This series, hosted by veterinarian Mark Evans, explores the resolution strategies of human-wildlife conflict. It looks at ways to stop polar bears, crocodiles and sharks from attacking people, and therefore keeping them safe from human persecution.
Operation Maneater Previous Broadcasts
Crocodile (Episode #103H)
KQED Life: Fri, Jun 26, 2015 -- 7:00 PM
Mark Evans travels to Namibia's Chobe River, a place that's known as the croc attack capital of the world. Crocodiles here are growing in size and number, and so is the frequency of attacks. Each time it happens, the locals kill crocs in retaliation. To find a way to keep both people and crocodiles safe, Mark joins leading croc experts Rom Whitaker and Dr Patrick Aust to carry out a radical new experiment. The idea is to train crocs to associate the sound of a bell with an electric shock. Mark meets attack victims, puts the croc training experiment to the test and is himself injured when a croc turns on him.

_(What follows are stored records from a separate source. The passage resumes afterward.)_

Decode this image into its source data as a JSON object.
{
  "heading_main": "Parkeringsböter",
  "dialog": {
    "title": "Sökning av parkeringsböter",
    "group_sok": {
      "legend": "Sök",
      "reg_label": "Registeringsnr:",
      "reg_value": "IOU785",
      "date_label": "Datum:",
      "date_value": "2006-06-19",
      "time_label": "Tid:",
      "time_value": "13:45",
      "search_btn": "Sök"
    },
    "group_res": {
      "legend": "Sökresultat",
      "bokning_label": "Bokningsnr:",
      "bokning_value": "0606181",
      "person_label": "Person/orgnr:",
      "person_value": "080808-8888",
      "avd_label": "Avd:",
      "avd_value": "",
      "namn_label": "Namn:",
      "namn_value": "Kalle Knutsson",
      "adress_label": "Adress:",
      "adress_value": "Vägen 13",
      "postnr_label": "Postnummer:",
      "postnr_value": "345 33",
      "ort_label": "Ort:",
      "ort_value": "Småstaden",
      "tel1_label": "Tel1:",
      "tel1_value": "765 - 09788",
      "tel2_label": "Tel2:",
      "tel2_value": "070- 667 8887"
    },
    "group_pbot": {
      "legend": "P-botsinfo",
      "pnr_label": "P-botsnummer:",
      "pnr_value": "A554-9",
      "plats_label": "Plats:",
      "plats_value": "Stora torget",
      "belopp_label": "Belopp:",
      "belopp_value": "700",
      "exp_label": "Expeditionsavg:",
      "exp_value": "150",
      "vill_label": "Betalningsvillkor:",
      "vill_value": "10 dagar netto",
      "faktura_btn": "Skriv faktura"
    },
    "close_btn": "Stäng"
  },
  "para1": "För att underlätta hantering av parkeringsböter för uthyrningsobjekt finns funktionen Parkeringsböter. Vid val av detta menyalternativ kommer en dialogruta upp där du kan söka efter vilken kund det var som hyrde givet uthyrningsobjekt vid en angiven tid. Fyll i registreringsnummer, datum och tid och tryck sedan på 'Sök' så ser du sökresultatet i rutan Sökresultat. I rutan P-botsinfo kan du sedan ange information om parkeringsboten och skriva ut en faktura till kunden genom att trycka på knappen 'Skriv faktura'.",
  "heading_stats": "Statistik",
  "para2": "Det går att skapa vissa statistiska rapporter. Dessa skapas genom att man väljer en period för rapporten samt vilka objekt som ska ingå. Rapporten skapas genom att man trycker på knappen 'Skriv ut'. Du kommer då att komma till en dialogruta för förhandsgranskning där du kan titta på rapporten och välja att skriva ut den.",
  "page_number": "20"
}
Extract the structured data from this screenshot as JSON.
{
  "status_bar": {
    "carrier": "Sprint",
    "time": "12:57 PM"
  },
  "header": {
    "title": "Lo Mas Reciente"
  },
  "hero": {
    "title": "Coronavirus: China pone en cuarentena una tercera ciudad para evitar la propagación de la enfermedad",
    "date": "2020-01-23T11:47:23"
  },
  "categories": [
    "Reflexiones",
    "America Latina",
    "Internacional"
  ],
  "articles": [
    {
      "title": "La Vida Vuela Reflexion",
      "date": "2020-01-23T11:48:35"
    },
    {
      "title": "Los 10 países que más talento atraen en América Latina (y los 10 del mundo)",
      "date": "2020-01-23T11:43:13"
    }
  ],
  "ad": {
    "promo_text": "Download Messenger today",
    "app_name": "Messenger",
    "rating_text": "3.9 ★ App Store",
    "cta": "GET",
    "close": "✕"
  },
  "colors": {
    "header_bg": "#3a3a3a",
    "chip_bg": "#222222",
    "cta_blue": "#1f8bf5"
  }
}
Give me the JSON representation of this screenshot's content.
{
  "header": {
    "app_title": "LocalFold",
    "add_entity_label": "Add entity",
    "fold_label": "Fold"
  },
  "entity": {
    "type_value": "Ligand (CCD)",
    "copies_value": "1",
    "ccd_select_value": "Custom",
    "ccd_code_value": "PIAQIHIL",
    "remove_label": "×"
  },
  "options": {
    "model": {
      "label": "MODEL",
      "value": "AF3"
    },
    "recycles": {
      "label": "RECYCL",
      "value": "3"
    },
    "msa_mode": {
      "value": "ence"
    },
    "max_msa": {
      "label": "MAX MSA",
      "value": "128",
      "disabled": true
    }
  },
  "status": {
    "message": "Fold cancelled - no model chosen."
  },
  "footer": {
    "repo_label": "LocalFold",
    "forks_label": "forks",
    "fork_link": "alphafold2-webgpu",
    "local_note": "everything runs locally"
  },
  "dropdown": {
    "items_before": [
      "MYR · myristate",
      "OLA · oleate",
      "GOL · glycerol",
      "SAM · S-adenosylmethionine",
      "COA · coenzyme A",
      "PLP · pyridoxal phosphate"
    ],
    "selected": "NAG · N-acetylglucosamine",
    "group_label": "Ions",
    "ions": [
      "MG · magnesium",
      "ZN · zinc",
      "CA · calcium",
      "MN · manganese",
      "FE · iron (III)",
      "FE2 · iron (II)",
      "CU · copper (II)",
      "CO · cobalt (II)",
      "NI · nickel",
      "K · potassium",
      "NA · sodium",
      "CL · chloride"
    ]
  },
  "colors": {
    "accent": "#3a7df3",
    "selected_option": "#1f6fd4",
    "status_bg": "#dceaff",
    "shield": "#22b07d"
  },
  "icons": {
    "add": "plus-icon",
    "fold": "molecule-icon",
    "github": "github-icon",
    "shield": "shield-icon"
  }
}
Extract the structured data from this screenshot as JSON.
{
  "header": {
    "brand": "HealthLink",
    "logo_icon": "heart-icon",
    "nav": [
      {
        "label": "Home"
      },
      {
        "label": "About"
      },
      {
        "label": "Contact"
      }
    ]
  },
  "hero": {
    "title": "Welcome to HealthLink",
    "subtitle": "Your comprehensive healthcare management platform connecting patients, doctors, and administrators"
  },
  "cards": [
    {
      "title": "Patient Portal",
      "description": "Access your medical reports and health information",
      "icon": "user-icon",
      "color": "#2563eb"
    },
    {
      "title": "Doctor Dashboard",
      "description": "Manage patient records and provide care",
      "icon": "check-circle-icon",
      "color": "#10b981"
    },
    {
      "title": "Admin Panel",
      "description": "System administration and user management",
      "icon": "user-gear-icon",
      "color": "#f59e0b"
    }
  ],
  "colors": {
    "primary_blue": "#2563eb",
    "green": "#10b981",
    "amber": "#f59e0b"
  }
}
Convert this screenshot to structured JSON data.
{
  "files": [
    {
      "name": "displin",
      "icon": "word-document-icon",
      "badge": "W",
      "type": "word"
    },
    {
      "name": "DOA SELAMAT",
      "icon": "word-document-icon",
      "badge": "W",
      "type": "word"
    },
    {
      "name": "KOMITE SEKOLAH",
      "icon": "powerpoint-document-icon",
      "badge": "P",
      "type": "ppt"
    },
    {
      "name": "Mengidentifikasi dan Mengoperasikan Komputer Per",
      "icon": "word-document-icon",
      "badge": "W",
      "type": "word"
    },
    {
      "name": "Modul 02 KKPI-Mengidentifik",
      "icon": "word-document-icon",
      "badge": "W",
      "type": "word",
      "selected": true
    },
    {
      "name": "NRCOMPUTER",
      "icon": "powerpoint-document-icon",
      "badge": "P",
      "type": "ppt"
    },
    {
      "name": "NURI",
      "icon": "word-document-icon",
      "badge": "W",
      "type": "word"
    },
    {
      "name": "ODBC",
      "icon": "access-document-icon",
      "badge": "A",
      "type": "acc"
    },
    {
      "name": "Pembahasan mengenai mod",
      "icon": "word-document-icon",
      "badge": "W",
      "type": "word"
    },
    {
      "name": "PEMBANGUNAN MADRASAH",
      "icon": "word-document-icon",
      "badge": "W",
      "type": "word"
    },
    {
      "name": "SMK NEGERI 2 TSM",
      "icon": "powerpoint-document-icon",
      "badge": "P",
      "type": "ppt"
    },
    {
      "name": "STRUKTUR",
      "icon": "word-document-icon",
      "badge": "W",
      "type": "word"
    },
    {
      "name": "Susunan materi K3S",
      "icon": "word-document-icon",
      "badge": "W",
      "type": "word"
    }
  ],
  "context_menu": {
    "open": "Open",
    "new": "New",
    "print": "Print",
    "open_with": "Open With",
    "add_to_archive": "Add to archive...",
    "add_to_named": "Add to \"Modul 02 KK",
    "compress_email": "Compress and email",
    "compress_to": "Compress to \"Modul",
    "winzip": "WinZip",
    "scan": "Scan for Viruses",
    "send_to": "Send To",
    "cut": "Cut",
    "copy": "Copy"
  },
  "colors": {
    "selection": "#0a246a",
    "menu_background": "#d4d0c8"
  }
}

- KQED Life: Sat, Jun 27, 2015 -- 1:00 AM
Polar Bear (Episode #102H)
KQED Life: Fri, Jun 19, 2015 -- 7:00 PM
Mark Evans travels to the shores of Canada's Hudson Bay where polar bears are causing havoc in isolated communities. He arrives in the town of Churchill hours after an attack has left two people with serious injuries and a bear dead. Mark joins the Polar Bear Alert team as they transport a captured bear by helicopter to a release site outside town. And in the Inuit town of Arviat, Mark works with wildlife officers to test an aerial drone early warning system, a military grade ultra-loud speaker to deter bears and a controversial experiment to place meat out on the tundra to divert bears away from town.
- KQED Life: Sat, Jun 20, 2015 -- 1:00 AM
Great White Shark (Episode #101H)
KQED Life: Fri, Jun 12, 2015 -- 7:00 PM
Mark Evans travels to Western Australia, where seven people have been killed by sharks in the last three years. Authorities have implemented radical measures to catch and kill any shark they deem a threat. Evans wants to find non-lethal solutions to keep people - and sharks - safe. He enters the water to attach tracking tags to great whites; joins beach patrol teams searching for sharks; and tests a new "multi-spectral" camera that spots sharks from the air even when they are hidden several meters underwater.